In the end, I think that feminism has a lot of women confused. It told them that women don’t have power. In reality, a woman already had too much power. She has the power to lift up her man or destroy him. She has the power to make a good man better or worse. But I digress. The patriarchy kept that power in check. Today’s women are being corrupted as that check is being rapidly removed due to the rise of women’s independence of which black women seem to be at the forefront.
Unfortunately, black women tend to be selfish and short sighted when it comes to building things outside of themselves. They prefer swag over character. Smooth talk over hard work. The superficial over the substance. Now they are given the power to have kids with dudes who don’t take care of their other kids just because he has charm. They make a lot of bad decisions due to allowing their emotions to overcome their morals and common sense. Call them out, then your a chauvinist or bitter.
But ask if they are attracted to “bad boys” while put off by men who would make good fathers and husbands, they’ll tell you overwhelmingly yes if they ‘re honest. Society keeps giving them passes and excuses, while also giving them more praise and power. So why should they change? In short, no one holds them accountable for the personal bad choices they make on one hand, but they all get credit for the good things that others do. In their view, they cannot ever be wrong, let alone corrected. They will often resort to new agey ideas like “my truth” being a reasonable substitute for “the truth”.
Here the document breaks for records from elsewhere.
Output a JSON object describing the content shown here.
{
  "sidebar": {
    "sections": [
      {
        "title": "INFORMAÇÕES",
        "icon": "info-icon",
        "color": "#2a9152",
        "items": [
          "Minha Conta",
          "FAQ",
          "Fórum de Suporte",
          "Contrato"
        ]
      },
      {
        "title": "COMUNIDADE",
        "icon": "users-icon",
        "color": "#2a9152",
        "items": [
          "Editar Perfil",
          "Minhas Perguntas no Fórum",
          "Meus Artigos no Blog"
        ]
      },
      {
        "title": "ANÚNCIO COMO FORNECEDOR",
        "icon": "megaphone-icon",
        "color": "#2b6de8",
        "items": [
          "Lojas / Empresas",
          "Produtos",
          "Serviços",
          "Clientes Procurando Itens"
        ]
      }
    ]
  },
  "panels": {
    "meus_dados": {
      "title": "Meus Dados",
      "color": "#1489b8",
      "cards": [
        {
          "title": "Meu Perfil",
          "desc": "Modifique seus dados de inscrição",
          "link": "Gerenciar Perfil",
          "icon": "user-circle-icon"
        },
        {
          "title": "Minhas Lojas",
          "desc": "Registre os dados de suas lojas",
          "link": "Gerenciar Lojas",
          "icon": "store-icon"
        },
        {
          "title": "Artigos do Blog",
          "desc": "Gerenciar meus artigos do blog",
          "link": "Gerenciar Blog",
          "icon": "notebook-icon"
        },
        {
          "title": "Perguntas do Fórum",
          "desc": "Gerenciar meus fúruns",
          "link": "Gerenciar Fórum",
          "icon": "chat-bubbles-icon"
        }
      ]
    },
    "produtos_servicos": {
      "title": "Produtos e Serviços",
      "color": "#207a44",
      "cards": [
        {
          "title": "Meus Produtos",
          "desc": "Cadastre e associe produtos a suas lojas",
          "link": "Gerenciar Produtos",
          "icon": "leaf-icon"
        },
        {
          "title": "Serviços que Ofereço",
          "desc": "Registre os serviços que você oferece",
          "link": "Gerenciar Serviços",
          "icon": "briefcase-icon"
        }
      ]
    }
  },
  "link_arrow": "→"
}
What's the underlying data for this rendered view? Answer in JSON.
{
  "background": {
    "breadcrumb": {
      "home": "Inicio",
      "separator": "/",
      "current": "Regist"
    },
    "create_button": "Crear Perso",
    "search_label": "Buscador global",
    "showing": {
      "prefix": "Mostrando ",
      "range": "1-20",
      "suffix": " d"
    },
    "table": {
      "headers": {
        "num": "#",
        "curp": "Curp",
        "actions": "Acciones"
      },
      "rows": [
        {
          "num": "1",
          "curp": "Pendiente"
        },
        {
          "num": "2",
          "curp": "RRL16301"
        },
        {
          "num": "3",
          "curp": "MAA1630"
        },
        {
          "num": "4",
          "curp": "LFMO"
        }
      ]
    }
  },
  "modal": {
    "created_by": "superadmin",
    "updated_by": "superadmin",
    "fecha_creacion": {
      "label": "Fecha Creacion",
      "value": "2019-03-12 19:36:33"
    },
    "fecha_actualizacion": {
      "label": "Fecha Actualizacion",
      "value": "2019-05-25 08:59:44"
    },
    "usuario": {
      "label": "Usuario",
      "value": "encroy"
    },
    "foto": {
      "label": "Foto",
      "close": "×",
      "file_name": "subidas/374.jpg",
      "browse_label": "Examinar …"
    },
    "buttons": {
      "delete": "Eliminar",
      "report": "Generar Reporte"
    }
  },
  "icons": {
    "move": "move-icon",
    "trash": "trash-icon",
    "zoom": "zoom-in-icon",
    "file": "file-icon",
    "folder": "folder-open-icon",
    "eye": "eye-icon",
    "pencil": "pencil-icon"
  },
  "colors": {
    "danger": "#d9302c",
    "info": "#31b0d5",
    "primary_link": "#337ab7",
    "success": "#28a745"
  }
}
This means that we have to adapt or face the destruction of the middle class black family. Given the single household and divorce rate(70% filed by women), it seems that we are rapidly racing towards the latter.
In today’s society, we have to ask. What are the women bringing to the table. Looks and finances isn’t enough if we’re trying to build something. It’s ironic that they bring their best dishes to men who don’t care about those menu items: Loyalty, intelligence (not just book smarts), morals, and the ability to submit without being a doormat while pretty much bringing their appetites to the table with men who they could actually build with.
Good men have to learn to manipulate their emotions like the bad boy without violating our own personal values. It’s work. Is it even possible to play with the pigs without getting dirty?
The bible says that finding a wife is a good thing and a blessing from God. I wonder if it really was actually trying to say that finding a woman with wifey qualities is a blessing.
Or is there something that a man guided by principles are mistaken in. Perhaps as men, we shouldn’t really be looking for romantic love to begin with. Perhaps it isn’t natural for a man to be ‘in love’ with one woman and just be satisfied with her. Maybe this is why women aren’t attracted to/ lose attracted to men who actually ‘love’ them. This isn’t biblical teaching though. It shouldn’t be that way, but perhaps this is just another manifestation of the fallen world we’re living in.